All the great modern movements, from Cubism to Futurism or Constructivism, discovered ways of using this new medium in accordance with their very diverse artistic objectives. The poster's graphic inventions, abridged modes of composition, symbolic vocabularies, effects of printed colour and technological developments all enriched their pictorial output. And the parameters particular to a well-made poster remain of great interest to many artists today.
The work of the elect assembly who have responded to Mark Williamson's request is a case in point: witness the structured graphics of Alberto Bali, the "naïve" drawing of Octave or the stylised painterly manner of Boisrond.
As for Hanabusa, the poster he made for 1993 is a splendid, droll and sensual icon reminiscent of Man Ray's woman-violin.
In his poster for 2003, Tom Fowler offers his own take on Cassandre's pared-down geometry, while Artur Cefai's funny and tender drawing takes its inspiration from Cubism.
The collection boasts a wide range of styles, whose variety is appreciated all the more clearly because they all illustrate the same theme. All these images represent concise and joyous variations on urban pleasures.
Ann Hindry, Paris, August 2005
TG: When and why did you open Maceo?
MW: My neighbour asked me to take over his (rather sleepy) starred Michelin restaurant the Mercure Galant. As I rarely say no, I did. But one star on the street is more than enough.
TG: Are you actively involved in menu planning and purchasing and to what extent does that inform your wine purchases at both properties?
MW: I choose all the wines we sell. My other job involves annoying the chefs.
TG: Who were the winemakers who most influenced your palate?

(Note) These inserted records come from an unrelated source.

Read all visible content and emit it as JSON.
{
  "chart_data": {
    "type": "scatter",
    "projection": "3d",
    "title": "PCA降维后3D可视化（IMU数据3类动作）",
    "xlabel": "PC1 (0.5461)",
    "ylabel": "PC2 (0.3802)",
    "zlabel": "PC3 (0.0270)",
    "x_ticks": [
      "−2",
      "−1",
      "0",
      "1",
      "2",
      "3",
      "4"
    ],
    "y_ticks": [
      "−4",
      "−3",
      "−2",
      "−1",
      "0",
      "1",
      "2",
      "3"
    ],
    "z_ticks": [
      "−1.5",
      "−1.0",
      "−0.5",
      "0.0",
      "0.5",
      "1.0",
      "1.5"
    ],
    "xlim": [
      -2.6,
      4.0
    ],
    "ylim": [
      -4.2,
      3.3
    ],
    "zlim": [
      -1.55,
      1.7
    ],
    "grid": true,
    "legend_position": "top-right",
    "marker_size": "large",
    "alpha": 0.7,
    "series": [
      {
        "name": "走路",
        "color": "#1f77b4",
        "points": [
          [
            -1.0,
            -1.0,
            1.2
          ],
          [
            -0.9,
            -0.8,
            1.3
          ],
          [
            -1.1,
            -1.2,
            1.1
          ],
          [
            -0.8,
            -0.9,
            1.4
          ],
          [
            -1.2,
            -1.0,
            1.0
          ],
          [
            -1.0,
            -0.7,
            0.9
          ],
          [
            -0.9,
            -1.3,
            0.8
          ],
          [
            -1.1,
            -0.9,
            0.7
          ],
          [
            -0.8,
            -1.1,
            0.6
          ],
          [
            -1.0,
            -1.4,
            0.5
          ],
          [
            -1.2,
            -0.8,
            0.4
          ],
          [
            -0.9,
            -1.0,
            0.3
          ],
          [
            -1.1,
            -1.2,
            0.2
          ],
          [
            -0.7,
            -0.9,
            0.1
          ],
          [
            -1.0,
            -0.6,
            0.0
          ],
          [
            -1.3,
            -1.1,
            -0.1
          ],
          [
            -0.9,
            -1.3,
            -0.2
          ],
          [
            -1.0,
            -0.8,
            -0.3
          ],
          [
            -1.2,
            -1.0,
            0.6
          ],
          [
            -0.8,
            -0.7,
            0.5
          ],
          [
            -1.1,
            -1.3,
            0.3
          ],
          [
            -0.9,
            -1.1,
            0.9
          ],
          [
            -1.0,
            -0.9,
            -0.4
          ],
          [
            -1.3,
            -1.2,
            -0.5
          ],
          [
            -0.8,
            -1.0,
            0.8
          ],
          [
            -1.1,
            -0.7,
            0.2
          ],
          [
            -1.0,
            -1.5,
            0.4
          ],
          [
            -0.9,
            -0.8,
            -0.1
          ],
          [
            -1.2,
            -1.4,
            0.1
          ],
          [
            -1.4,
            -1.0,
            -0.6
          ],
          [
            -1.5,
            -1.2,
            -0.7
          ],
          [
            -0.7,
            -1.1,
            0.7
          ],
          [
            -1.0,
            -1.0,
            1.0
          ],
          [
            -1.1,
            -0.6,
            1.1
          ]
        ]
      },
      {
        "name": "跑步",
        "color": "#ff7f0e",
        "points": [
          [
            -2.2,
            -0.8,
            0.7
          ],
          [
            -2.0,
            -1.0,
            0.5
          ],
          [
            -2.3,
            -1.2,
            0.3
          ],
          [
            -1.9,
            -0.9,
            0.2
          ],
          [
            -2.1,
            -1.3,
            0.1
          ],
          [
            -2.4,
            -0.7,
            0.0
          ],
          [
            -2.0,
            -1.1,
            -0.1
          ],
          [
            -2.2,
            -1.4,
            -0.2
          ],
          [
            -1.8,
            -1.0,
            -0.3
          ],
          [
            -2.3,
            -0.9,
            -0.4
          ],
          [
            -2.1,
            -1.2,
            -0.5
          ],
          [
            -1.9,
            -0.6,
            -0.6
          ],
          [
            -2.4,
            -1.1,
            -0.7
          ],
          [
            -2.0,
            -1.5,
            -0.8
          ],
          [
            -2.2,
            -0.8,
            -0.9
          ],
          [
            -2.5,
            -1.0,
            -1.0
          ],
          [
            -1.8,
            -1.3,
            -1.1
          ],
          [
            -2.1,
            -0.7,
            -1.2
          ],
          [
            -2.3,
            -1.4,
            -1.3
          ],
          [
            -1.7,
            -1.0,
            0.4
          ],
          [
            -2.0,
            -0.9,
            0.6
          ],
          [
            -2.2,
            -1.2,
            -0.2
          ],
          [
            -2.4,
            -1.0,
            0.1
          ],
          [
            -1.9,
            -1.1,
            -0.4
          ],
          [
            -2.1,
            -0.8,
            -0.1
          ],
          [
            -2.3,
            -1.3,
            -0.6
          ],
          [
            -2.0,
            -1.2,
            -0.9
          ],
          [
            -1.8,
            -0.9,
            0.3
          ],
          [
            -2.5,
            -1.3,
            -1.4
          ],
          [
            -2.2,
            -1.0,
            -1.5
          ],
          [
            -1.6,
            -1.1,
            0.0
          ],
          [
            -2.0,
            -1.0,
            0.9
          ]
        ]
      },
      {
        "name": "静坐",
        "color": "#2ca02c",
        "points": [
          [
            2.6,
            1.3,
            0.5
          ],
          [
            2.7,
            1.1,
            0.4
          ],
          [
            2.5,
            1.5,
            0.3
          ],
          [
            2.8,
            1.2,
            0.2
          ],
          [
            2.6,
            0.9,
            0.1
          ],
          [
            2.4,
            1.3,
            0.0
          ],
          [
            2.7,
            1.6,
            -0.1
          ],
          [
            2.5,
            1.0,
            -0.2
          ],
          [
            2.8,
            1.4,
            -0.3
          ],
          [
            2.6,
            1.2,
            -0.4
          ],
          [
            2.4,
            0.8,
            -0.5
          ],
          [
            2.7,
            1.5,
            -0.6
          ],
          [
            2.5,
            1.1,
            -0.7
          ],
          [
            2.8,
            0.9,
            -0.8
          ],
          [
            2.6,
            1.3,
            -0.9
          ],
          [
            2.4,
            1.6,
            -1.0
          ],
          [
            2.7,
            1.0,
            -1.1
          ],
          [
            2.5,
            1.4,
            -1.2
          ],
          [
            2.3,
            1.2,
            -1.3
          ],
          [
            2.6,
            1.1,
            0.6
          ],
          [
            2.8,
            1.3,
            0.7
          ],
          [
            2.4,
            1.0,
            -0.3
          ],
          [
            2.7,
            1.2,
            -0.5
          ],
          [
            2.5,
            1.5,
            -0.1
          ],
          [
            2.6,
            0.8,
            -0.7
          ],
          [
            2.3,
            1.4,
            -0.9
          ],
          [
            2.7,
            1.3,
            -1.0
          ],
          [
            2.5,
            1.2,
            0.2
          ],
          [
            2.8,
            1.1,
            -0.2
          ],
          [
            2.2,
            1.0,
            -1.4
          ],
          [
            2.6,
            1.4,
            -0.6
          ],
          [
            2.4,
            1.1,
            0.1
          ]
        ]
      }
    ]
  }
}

MW: In the ‘70s the Comte Lafon, Gerrard Potel, Marcel Gugal , Auguste Clape & Gerard Chave.
TG: What’s your favourite wine?
MW: Today it is a Palo Cortado VORS from Tradiçion. Yesterday it was a Teroldaego Rotaliano 2004 from Foratodi. Tomorrow we will see, a Cornas perhaps, or possibly a delicious young burgundy. My days are never without a glass or two of white, always different & in the summer fresh light & lively.

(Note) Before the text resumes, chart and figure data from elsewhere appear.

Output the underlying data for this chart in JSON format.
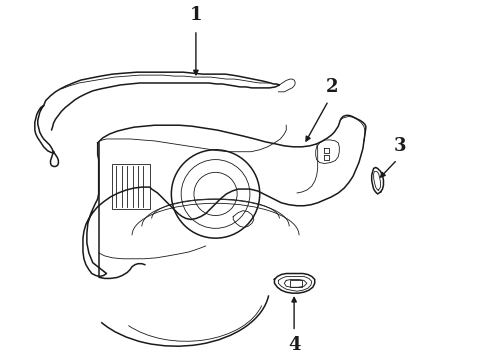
{
  "background_color": "#ffffff",
  "line_color": "#1a1a1a",
  "fig_width": 4.9,
  "fig_height": 3.6,
  "dpi": 100,
  "lw_main": 1.1,
  "lw_thin": 0.6,
  "lw_thick": 1.5
}
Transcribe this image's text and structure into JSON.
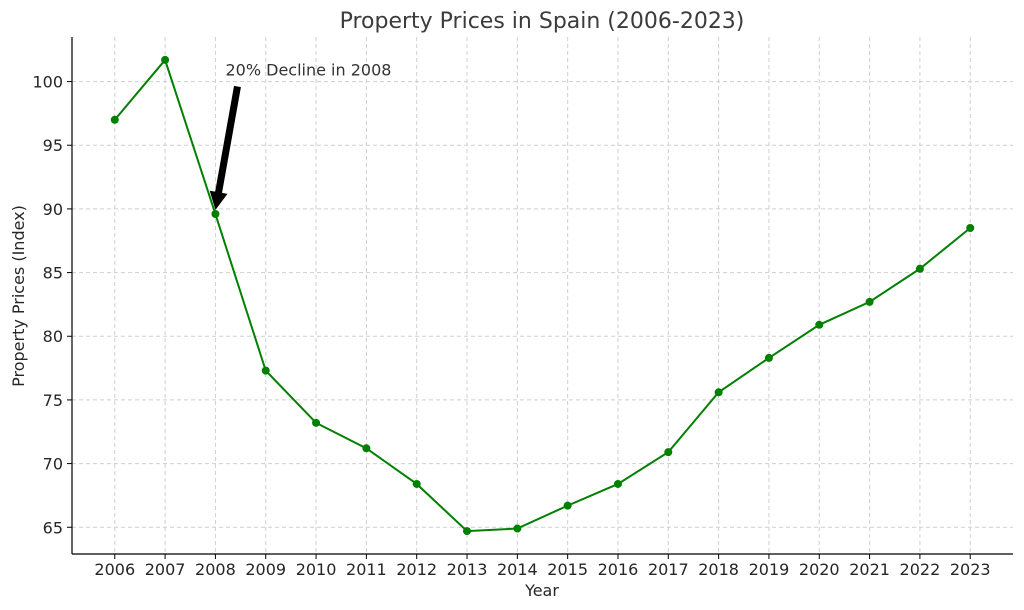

TG: What do you drink when just kicking back at home?
MW: All of the above & more. No peace for the wicked Terrance.
TG: We recently drank your California Pinot Noir, Evening Land. Talk about that project and your aspirations for it?

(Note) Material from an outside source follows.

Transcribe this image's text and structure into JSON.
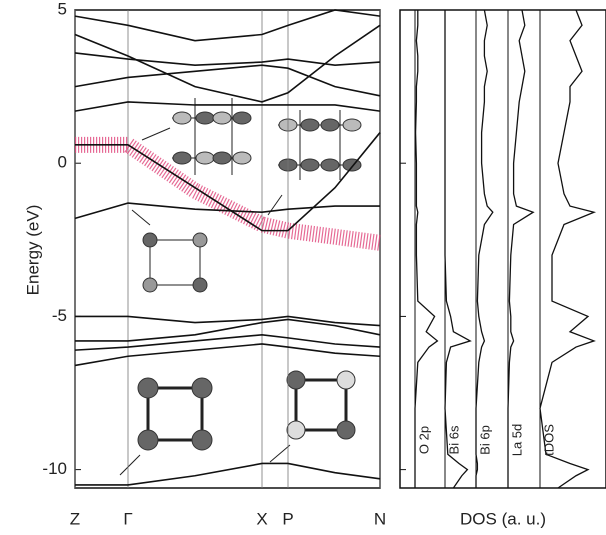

MW: Core Purpose -To produce distinctive, luxury, estate-grown Pinot Noir from the Gardens of the Evening Lands. Core Values -Noble, sustainable and proprietary.
TG: How has Paris affected you professionally?
MW: You have to be seriously fucked up to put up with all this crap for 30 years. Guess what? I am.
TG: How has Paris affected your life?
MW: Measurably. The city is a beautiful place, but one gets used to that. I appreciate the openness of the people & their willingness to mix, try different things…like social reforms. I love the accessibility of the markets & the bistrots, the transport system & the art. There are some great gardens too, starting with the Palais Royal. For a good many years I have considered Paris my home. This allows me to mistreat it.
TG: And finally, how did Willi’s get its name? Williamson. But Colette, as things turned out, lived opposite on the Gardens & her first perverted lover was called Mr. Willi. Yes, I believe he made her suck it. But then Colette evolved to better men, to truffles & to chocolate. You cannot keep a good woman down.
Mark is a hands-on operator and can generally be found bouncing from one property to the other. Mention my name and he’ll no doubt give you a dose of his offbeat sense of humour while tending to your oenephilic needs.